The Impact of Nursing Characteristics and the Work Environment on Perceptions of Communication

by Nursetopia on May 25, 2012

Article: Tschannen, D. and Lee, E. (2012) The impact of nursing characteristics and the work environment on perceptions of communication. Nursing Research and Practice, E-pub February 22, 2012, 1-7. Retrieved from http://www.ncbi.nlm.nih.gov/pmc/articles/PMC3316962/pdf/NRP2012-401905.pdf.

Big Idea: Communication within health care is a major concern. Poor communication can lead to fatal errors. A stressful work environment may lead to break down of communication; the values of the work environment (i.e. respect, trust, etc.) likely impact communication, as well. In this cross-sectional, descriptive study, researchers analyzed 135 nurses’ individual nursing characteristics (i.e. experience, education, etc.) in relation to their self-reported perceptions of communication. The frontline nurses, both RNs and LPNs, were from four medical-surgical units at two hospitals.

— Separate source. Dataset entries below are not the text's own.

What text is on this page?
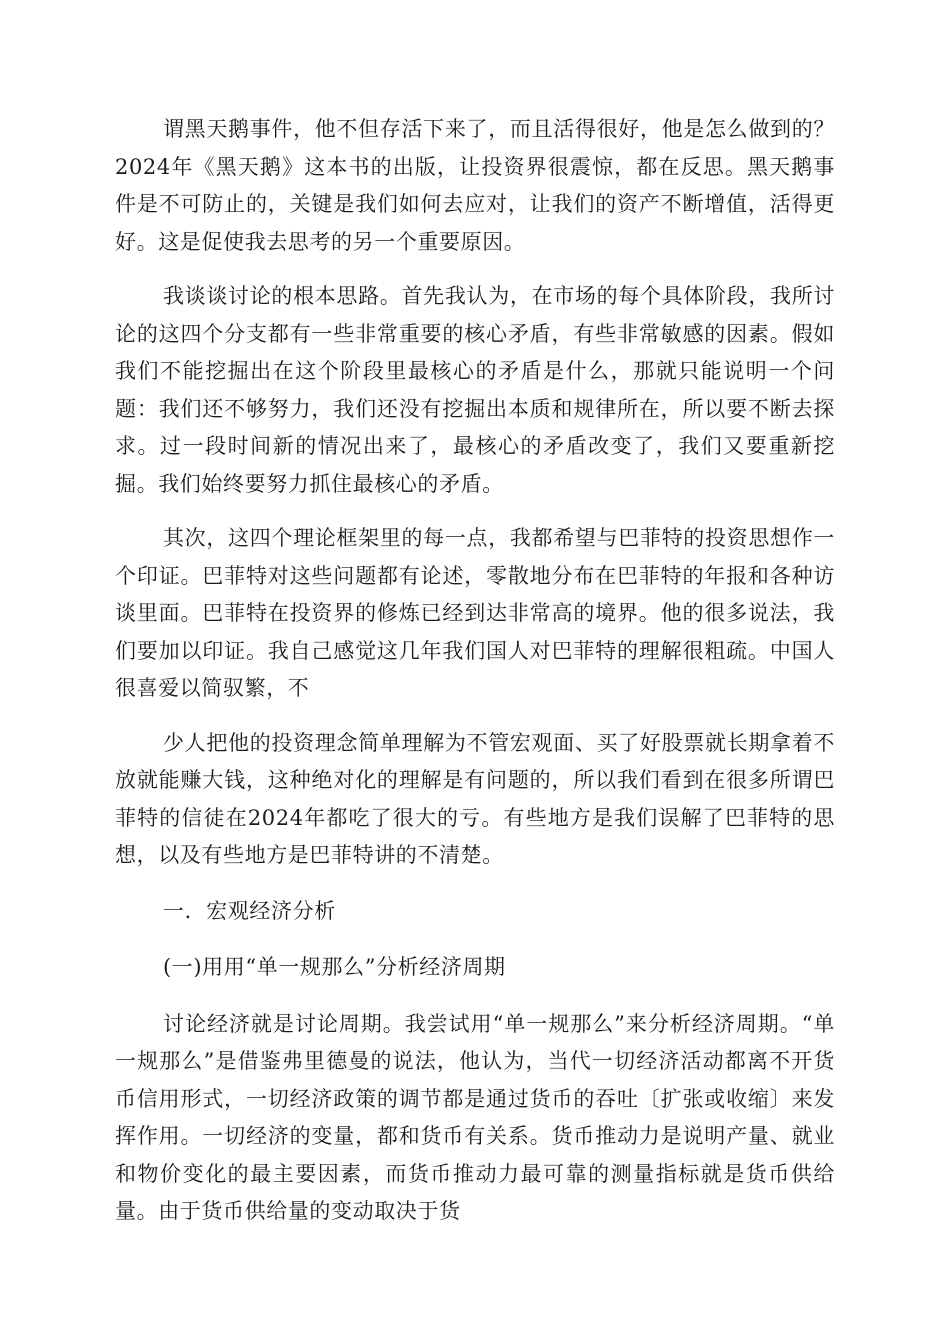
谓黑天鹅事件，他不但存活下来了，而且活得很好，他是怎么做到的？2024年《黑天鹅》这本书的出版，让投资界很震惊，都在反思。黑天鹅事件是不可防止的，关键是我们如何去应对，让我们的资产不断增值，活得更好。这是促使我去思考的另一个重要原因。

我谈谈讨论的根本思路。首先我认为，在市场的每个具体阶段，我所讨论的这四个分支都有一些非常重要的核心矛盾，有些非常敏感的因素。假如我们不能挖掘出在这个阶段里最核心的矛盾是什么，那就只能说明一个问题：我们还不够努力，我们还没有挖掘出本质和规律所在，所以要不断去探求。过一段时间新的情况出来了，最核心的矛盾改变了，我们又要重新挖掘。我们始终要努力抓住最核心的矛盾。

其次，这四个理论框架里的每一点，我都希望与巴菲特的投资思想作一个印证。巴菲特对这些问题都有论述，零散地分布在巴菲特的年报和各种访谈里面。巴菲特在投资界的修炼已经到达非常高的境界。他的很多说法，我们要加以印证。我自己感觉这几年我们国人对巴菲特的理解很粗疏。中国人很喜爱以简驭繁，不

少人把他的投资理念简单理解为不管宏观面、买了好股票就长期拿着不放就能赚大钱，这种绝对化的理解是有问题的，所以我们看到在很多所谓巴菲特的信徒在2024年都吃了很大的亏。有些地方是我们误解了巴菲特的思想，以及有些地方是巴菲特讲的不清楚。

一．宏观经济分析

(一)用用“单一规那么”分析经济周期

讨论经济就是讨论周期。我尝试用“单一规那么”来分析经济周期。“单一规那么”是借鉴弗里德曼的说法，他认为，当代一切经济活动都离不开货币信用形式，一切经济政策的调节都是通过货币的吞吐〔扩张或收缩〕来发挥作用。一切经济的变量，都和货币有关系。货币推动力是说明产量、就业和物价变化的最主要因素，而货币推动力最可靠的测量指标就是货币供给量。由于货币供给量的变动取决于货
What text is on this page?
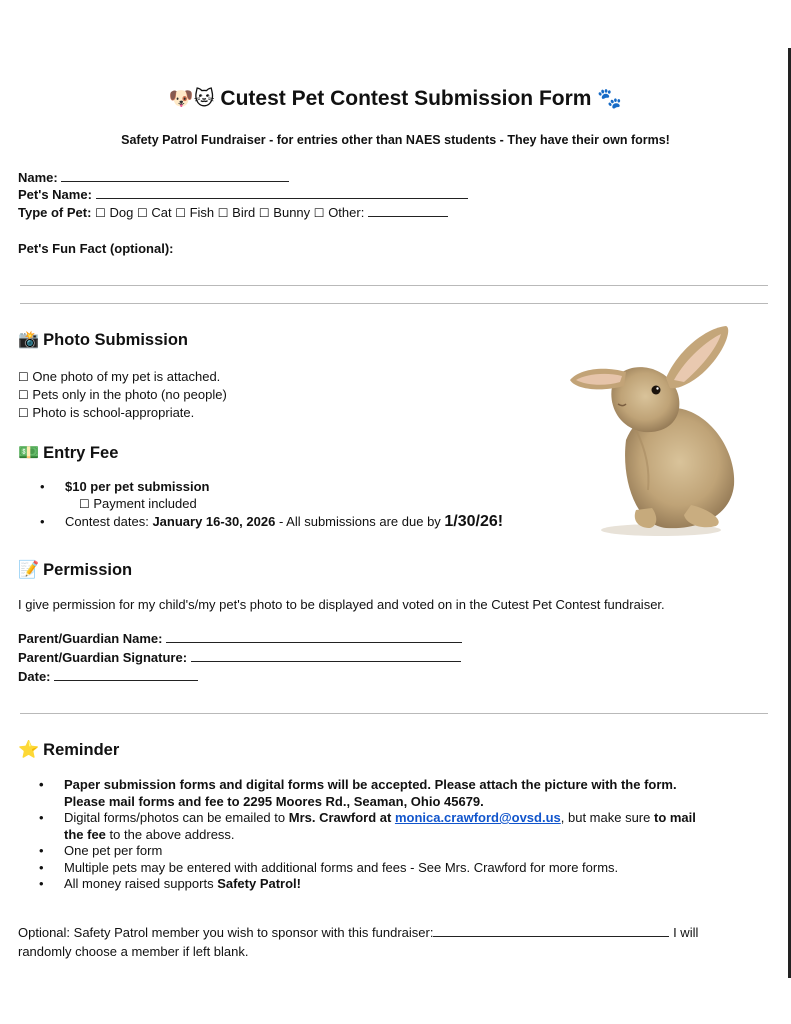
🐶🐱 Cutest Pet Contest Submission Form 🐾
Safety Patrol Fundraiser - for entries other than NAES students - They have their own forms!
Name:
Pet's Name:
Type of Pet: ☐ Dog ☐ Cat ☐ Fish ☐ Bird ☐ Bunny ☐ Other:
Pet's Fun Fact (optional):
📸 Photo Submission
☐ One photo of my pet is attached.
☐ Pets only in the photo (no people)
☐ Photo is school-appropriate.
💵 Entry Fee
• $10 per pet submission
☐ Payment included
• Contest dates: January 16-30, 2026 - All submissions are due by 1/30/26!
📝 Permission
I give permission for my child's/my pet's photo to be displayed and voted on in the Cutest Pet Contest fundraiser.
Parent/Guardian Name:
Parent/Guardian Signature:
Date:
⭐ Reminder
• Paper submission forms and digital forms will be accepted. Please attach the picture with the form.
Please mail forms and fee to 2295 Moores Rd., Seaman, Ohio 45679.
• Digital forms/photos can be emailed to Mrs. Crawford at monica.crawford@ovsd.us, but make sure to mail
the fee to the above address.
• One pet per form
• Multiple pets may be entered with additional forms and fees - See Mrs. Crawford for more forms.
• All money raised supports Safety Patrol!
Optional: Safety Patrol member you wish to sponsor with this fundraiser:	I will
randomly choose a member if left blank.
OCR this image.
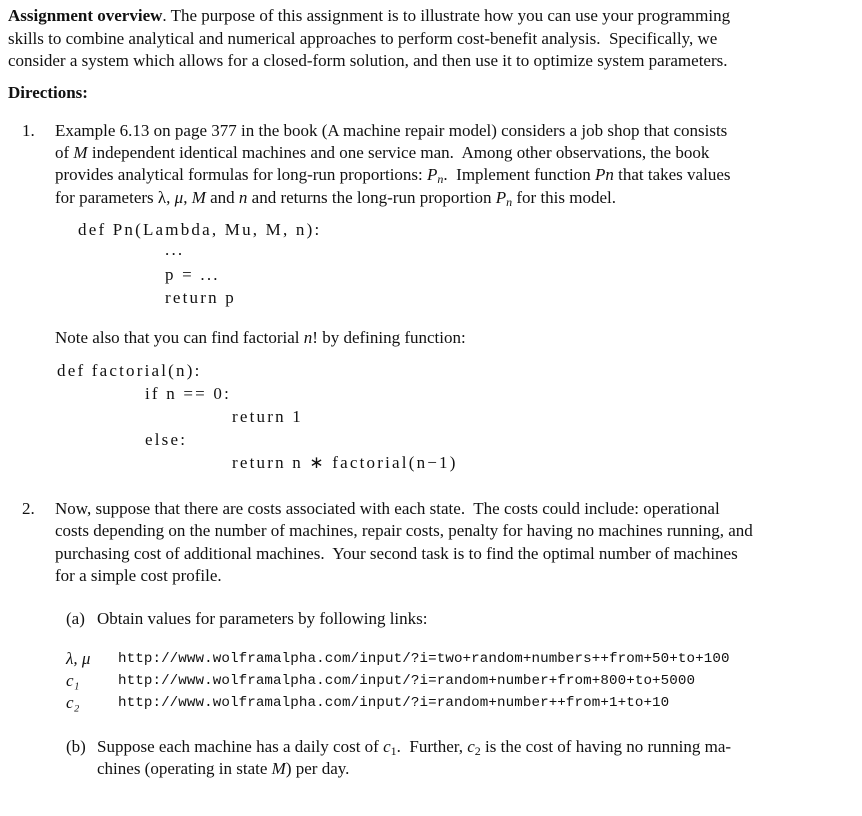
Assignment overview. The purpose of this assignment is to illustrate how you can use your programming
skills to combine analytical and numerical approaches to perform cost-benefit analysis.  Specifically, we
consider a system which allows for a closed-form solution, and then use it to optimize system parameters.
Directions:
1. Example 6.13 on page 377 in the book (A machine repair model) considers a job shop that consists
of M independent identical machines and one service man.  Among other observations, the book
provides analytical formulas for long-run proportions: $P_n$.  Implement function Pn that takes values
for parameters λ, μ, M and n and returns the long-run proportion $P_n$ for this model.
def Pn(Lambda, Mu, M, n):
...
p = ...
return p
Note also that you can find factorial n! by defining function:
def factorial(n):
if n == 0:
return 1
else:
return n ∗ factorial(n−1)
2. Now, suppose that there are costs associated with each state.  The costs could include: operational
costs depending on the number of machines, repair costs, penalty for having no machines running, and
purchasing cost of additional machines.  Your second task is to find the optimal number of machines
for a simple cost profile.
(a) Obtain values for parameters by following links:
λ, μ http://www.wolframalpha.com/input/?i=two+random+numbers++from+50+to+100
c₁	http://www.wolframalpha.com/input/?i=random+number+from+800+to+5000
c₂	http://www.wolframalpha.com/input/?i=random+number++from+1+to+10
(b) Suppose each machine has a daily cost of $c_1$.  Further, $c_2$ is the cost of having no running ma-
chines (operating in state M) per day.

Survey Says!: After many statistical tests, environmental values such as trust and respect, specific nursing unit, higher levels of nursing education, and more years of experience correlated with nurses’ increased perception of open communication among other nurses and physicians. Both the RN and the LPN groups agreed communication among nurses was more open than communication between nurses and physicians.

Quotable: “For the past three years, miscommunication has been identified as one of the most frequently identified root causes of sentinel events reported to The Joint Commission, with 82% of the sentinel events in 2010 identifying communication as the primary root cause [reference]” (p. 1).

“Understanding the environment (e.g., presence or absence of trust, respect, status equity, and time availability) is a foundational step that must occur before implementing any strategies aimed at improving communication. A failure to understand the environment may in part explain why no one strategy has been shown to consistently improve nurse-physician communication [reference]” (p. 6).

So What?: Not only does this article provide a method to measure nurses’ perceptions of open communication among units and hospitals, but it also gives practical solutions and ideas to improve open communication among the RN-LPN dyad as well as the nurse-physician dyad.